The issue of value of life whether on dry land or in water is unquestionable. Life is precious and should be cared for at whatever cost because no one can give life, therefore, no one should take it. The debate on ocean dumping still rages.
Critics and adherents alike have valid points concerning ocean dumping; nevertheless, this issue calls for serious investigations to separate facts from propaganda. Regrettably, oceans bear an almost unavoidable exposure to waste materials due to its expansive and open nature. This forms the basis of argument for those who support the issue. However, the long-term repercussions of such a shortsighted argument are far-reaching.
For instance, oceans support the lives of a vast number of species, majority of which provide food for other species and human beings alike. Moreover, virtually all industries rely on ocean waters for their continued running coupled with provision of the cheapest and safest mode of transport, with people exporting and/or importing tons of goods via the water transport.
If ocean dumping continues then, there would be massive obstruction of numerous activities that take place in the oceans. Therefore, based on these negative effects, ocean dumping is wrong and stern measures against the practice need to be established.
Changes are ever happening, either for the better or for the worse. Policies addressing the issue of ocean dumping and the need to curb it have been in place. In fact, the establishment of strategies as ‘ocean protection,’ came into place in 1970s.
Brewer and Peter (1983) posit that, “The first concerted effort to control ocean dumping began in the early 1970s, when many environmental protection laws were passed” (p. 45). However, the period thereafter was marked by a change of these laws. This change, to a greater extend, loosened the prevailing policies thus allowing ocean dumping.
Several factors fueled the change; for instance, change in the information concerning the effect of ocean dumping to the ocean environment. Statisticians claimed that the effect was insignificant and for some countries like America, ocean dumping became a routine. Nevertheless, one would wonder what fueled the nullification of some policies.
Policy change marks the beginning of its termination. Most of the changes render the policies useless, hence terminating their applications.

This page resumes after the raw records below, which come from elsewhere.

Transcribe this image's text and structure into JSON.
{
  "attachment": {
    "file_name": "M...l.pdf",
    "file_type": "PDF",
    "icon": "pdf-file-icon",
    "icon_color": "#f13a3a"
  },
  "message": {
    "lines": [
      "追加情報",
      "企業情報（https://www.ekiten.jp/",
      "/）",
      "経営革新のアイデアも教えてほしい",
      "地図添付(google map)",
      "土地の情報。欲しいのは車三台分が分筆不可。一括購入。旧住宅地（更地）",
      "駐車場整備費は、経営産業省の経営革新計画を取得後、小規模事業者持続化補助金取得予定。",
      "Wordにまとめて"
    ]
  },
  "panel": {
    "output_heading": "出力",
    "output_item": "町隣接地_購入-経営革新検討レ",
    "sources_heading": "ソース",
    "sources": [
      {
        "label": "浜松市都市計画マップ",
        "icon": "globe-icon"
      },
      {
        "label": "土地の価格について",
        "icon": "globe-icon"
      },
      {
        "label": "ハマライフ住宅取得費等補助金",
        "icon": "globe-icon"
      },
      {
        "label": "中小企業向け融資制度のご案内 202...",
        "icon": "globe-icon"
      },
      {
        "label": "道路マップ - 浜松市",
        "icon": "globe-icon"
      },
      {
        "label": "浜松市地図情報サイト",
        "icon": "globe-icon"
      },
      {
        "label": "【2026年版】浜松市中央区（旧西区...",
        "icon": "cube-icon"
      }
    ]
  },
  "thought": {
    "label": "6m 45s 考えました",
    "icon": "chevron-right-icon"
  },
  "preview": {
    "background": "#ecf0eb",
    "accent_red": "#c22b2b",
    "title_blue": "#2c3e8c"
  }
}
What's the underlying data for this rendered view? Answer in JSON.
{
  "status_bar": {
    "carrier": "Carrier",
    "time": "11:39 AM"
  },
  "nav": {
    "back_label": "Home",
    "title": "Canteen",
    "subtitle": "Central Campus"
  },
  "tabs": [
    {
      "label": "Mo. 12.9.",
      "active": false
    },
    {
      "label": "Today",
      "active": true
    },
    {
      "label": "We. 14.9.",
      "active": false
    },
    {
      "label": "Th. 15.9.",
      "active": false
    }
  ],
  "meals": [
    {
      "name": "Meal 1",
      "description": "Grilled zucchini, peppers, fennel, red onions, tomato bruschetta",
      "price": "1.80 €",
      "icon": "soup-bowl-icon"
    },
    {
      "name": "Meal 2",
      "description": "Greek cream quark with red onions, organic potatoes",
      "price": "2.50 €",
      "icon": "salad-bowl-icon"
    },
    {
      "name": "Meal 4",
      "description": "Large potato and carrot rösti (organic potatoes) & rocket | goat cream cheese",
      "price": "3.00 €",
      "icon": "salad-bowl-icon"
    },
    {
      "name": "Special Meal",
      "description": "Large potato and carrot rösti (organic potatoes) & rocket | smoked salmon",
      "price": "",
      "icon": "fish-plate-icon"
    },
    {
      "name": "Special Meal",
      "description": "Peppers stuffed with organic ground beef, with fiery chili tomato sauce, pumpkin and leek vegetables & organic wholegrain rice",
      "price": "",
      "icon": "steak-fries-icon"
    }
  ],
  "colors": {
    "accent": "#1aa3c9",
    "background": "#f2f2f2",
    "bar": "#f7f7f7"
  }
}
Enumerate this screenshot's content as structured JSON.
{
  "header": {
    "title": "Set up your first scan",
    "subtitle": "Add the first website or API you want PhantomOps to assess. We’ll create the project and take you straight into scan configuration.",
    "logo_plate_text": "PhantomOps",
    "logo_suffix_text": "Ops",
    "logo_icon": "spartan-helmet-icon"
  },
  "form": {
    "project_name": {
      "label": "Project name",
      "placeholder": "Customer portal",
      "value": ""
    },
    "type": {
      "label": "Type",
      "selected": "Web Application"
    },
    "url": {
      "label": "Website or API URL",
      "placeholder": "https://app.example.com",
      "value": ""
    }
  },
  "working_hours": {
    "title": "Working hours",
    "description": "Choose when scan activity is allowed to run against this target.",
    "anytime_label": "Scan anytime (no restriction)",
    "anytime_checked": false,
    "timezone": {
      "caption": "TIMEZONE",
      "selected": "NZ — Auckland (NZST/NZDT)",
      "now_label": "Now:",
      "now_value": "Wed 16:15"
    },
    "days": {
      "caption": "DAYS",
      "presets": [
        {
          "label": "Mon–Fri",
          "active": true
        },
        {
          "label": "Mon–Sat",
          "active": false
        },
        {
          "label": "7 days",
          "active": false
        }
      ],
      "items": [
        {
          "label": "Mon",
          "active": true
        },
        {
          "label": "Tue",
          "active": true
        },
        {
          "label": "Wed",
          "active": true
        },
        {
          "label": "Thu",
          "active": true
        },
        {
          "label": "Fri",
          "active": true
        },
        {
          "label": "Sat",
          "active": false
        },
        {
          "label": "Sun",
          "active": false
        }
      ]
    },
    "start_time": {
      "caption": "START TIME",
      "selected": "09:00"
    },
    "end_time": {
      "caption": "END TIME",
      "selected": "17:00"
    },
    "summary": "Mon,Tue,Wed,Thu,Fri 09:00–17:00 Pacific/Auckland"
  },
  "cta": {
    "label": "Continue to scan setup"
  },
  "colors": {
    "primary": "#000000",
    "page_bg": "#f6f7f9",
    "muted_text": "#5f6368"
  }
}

These terminations vary in terms of policy redirections, program adjustments, and fiscal retrenchments among other factors.
These terminations play a vital role in the study of policies for they remove obsolete policies, giving a room for the establishment of new others. However, the establishment of new policies to replace the existing ones does not always pave way fro better conditions. People have devised reasons as to why termination of a policy can pass as the only solution to a given problem.
For instance, Stewart, Hedge, and Lester (2008) assert, “Political considerations, rather than evaluative elegance, are at the root of most termination decisions” (p. 158). In most cases, politics do not seek solve a problem amicably; politicians pursue personal ends and this cripples any attempt to offer a lasting solution. Economic crises also play a major part when making termination decisions.
In conclusion, policy-making stands out as an unavoidable practice. Though applied virtually everywhere, a lot of attention ought to be availed when changing or terminating policies. Policy review and amendments has given way to some policies that favor the dumping of wastes into the ocean. Following the already realized effects on the aquatic life as well as some other predicted long-term water transport problems caused by this malpractice, it suffices to infer that ocean dumping is wrong.
Brewer, G., & Peter D. (1983). The Foundations of Policy Analysis. Homewood: Dorsey Press.
Stewart, J., Hedge, D., & Lester, J. (2008). Public Policy: An Evolutionary Approach (3rd ed.). United States: Thomson Wadsworth.